AFRICA

New centres of excellence for East and Southern Africa
The World Bank-backed African Centres of Excellence initiative is expanding from Central and West Africa to East and Southern Africa. A call for universities that can develop highly skilled personnel and conduct applied research to meet the economic and developmental needs of the region was made in Uganda last month.Xiaonan Cao, World Bank senior education specialist for Eastern and Southern Africa, said the call for proposals was in preparation for a planned investment project to be reviewed by the Bank in 2016.
“At this point IDA [the International Development Association] has committed US$140million to the project. We are working with development partners (beyond the traditional ones) to see if more funds could be raised,” Cao told University World News.
The Eastern and Southern Africa Higher Education Centres of Excellence Project – ACE II – aims to establish and strengthen specialisation and collaboration among a network of higher education institutions in East Africa and Southern Africa to deliver relevant and quality education and applied research to address key regional development challenges.
A consultative process
Cao said there had been broad consultations with regional bodies and governments in the East and Southern Africa regions since 2014. After several video-conferences a consultative workshop was held in Dar es Salaam, Tanzania, last January in which 13 country delegations and representatives from regional bodies and development partners participated.

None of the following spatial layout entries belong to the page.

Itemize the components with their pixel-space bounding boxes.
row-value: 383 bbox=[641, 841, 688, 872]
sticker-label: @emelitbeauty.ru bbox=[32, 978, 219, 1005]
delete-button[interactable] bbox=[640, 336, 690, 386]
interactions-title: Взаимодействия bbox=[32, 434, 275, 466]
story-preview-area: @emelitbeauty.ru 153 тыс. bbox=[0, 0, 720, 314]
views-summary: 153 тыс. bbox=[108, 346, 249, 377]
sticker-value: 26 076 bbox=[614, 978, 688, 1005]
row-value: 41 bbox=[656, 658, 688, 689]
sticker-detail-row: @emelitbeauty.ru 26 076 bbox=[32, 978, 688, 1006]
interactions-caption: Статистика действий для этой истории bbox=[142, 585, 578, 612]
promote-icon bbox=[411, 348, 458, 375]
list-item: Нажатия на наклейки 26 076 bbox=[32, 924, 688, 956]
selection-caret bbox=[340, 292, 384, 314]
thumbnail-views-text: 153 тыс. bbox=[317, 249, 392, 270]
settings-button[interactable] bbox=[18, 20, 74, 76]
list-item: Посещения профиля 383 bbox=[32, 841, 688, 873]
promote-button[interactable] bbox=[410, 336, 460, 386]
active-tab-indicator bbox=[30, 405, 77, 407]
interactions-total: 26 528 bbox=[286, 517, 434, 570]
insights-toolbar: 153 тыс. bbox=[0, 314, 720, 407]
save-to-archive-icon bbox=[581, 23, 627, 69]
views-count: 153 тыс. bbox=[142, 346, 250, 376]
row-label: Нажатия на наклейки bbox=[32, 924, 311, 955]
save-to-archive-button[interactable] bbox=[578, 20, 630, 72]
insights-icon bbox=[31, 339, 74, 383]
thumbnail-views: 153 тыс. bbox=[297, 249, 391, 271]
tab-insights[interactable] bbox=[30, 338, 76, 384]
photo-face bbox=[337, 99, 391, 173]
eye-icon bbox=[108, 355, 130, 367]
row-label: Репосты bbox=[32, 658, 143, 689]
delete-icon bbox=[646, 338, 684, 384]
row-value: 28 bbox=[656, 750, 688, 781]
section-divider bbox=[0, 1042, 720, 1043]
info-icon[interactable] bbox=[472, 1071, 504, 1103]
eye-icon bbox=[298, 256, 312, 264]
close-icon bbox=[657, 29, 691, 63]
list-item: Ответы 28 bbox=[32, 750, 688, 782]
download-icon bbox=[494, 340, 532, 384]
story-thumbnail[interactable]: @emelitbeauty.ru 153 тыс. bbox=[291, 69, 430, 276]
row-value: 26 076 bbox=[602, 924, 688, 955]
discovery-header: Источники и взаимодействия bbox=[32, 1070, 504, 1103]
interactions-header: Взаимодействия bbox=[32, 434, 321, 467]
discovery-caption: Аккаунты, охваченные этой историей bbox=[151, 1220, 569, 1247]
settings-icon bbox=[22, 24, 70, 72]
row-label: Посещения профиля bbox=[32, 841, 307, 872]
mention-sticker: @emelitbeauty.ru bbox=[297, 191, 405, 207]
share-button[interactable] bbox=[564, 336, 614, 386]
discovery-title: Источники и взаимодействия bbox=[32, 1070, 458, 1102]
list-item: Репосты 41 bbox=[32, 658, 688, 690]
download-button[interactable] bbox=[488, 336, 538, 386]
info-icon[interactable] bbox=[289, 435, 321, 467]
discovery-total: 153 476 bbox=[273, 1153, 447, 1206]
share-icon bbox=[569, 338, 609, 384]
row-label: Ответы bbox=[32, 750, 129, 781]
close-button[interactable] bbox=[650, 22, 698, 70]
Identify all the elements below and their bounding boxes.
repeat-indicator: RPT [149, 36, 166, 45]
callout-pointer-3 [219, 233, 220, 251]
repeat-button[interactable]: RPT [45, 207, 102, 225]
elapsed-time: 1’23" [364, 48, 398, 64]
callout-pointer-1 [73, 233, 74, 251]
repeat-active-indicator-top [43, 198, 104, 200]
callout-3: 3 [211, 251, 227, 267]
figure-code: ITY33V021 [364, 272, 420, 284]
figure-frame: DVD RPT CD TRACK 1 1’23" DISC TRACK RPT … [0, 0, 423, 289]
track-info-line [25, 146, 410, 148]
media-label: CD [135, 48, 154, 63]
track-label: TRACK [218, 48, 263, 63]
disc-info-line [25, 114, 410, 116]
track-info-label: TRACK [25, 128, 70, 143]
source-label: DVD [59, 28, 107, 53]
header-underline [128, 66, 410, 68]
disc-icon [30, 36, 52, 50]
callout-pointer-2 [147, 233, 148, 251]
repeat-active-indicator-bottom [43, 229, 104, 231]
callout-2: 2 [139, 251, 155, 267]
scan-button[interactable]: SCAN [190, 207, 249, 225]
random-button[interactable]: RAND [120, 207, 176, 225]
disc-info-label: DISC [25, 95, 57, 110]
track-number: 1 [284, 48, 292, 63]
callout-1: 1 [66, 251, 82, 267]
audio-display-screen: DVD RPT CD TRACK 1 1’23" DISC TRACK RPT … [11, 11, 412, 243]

Official expression of interest eventually came from 10 governments to participate in ACE II and a set of development priorities to focus on were decided.
The governments of Burundi, Ethiopia, Kenya, Malawi, Mozambique, Rwanda, Tanzania, Uganda, Zambia and Zimbabwe will be working with the two organisations to implement the project.
The World Bank said the countries prioritised science, technology, engineering and mathematics, agriculture, health, STI – science, technology and innovation – quality of education and applied statistics.
Nine of the 10 countries are represented on an ACE II regional steering committee. Burundi is not represented due to political unrest in the country.
The Inter-University Council for East Africa or IUCEA, based in the Ugandan capital Kampala, will be the regional facilitation and administration centre for ACE II.
ACE II
Cao said interested institutions would need help in developing winning proposals from existing or future partners in or outside the region.
“To achieve real impact, regional collaboration and partnerships with other institutions and industry are very much encouraged by the project,” he told University World News.
The first Africa Higher Education Centres of Excellence project, approved in April 2014, is set to close at the end of 2018, with the World Bank committing US$150 million in loans and a total project cost of US$290 million including financing from other sources.
It covers 19 centres in seven countries – Benin, Burkina Faso, Cameroon, Ghana, Nigeria, Senegal and Togo in West Africa.
The World Bank and IUCEA will help the 10 African countries to set up ACE II by selecting higher education institutions that have capacity in specialised areas with great potential to help address defined challenges.
Networks will be built among the selected institutions to promote regional collaboration and foster training and applied research partnerships with other institutions and industry, in order to produce innovative solutions for real development impact.
Institutions that intend to host centres of excellence should offer PhD programmes – at least one of which is related to a regional development priority.
Proposals will need to outline how the centre could improve the capacity to deliver regional high quality training, its ability to develop capacity to conduct applied research, build regional and inter-regional academic collaboration, raise the quality of education, tackle regional development challenges, and nurture industry partnerships to enrich the centre’s impact.
Applications will close on 2 October.
As ACE II prepares to start, Cao said there were some key lessons to learn from the first initiative.
These are: “The importance of university and faculty ownership and empowerment, academic and administrative support to the ACEs, regional and international partnerships, benefit from the African diaspora, a multi-sectoral approach and linking with economic growth sectors, the willingness of partners to contribute, and increasing the importance of economic and development impact and institutional leadership in the proposal evaluations,” he said.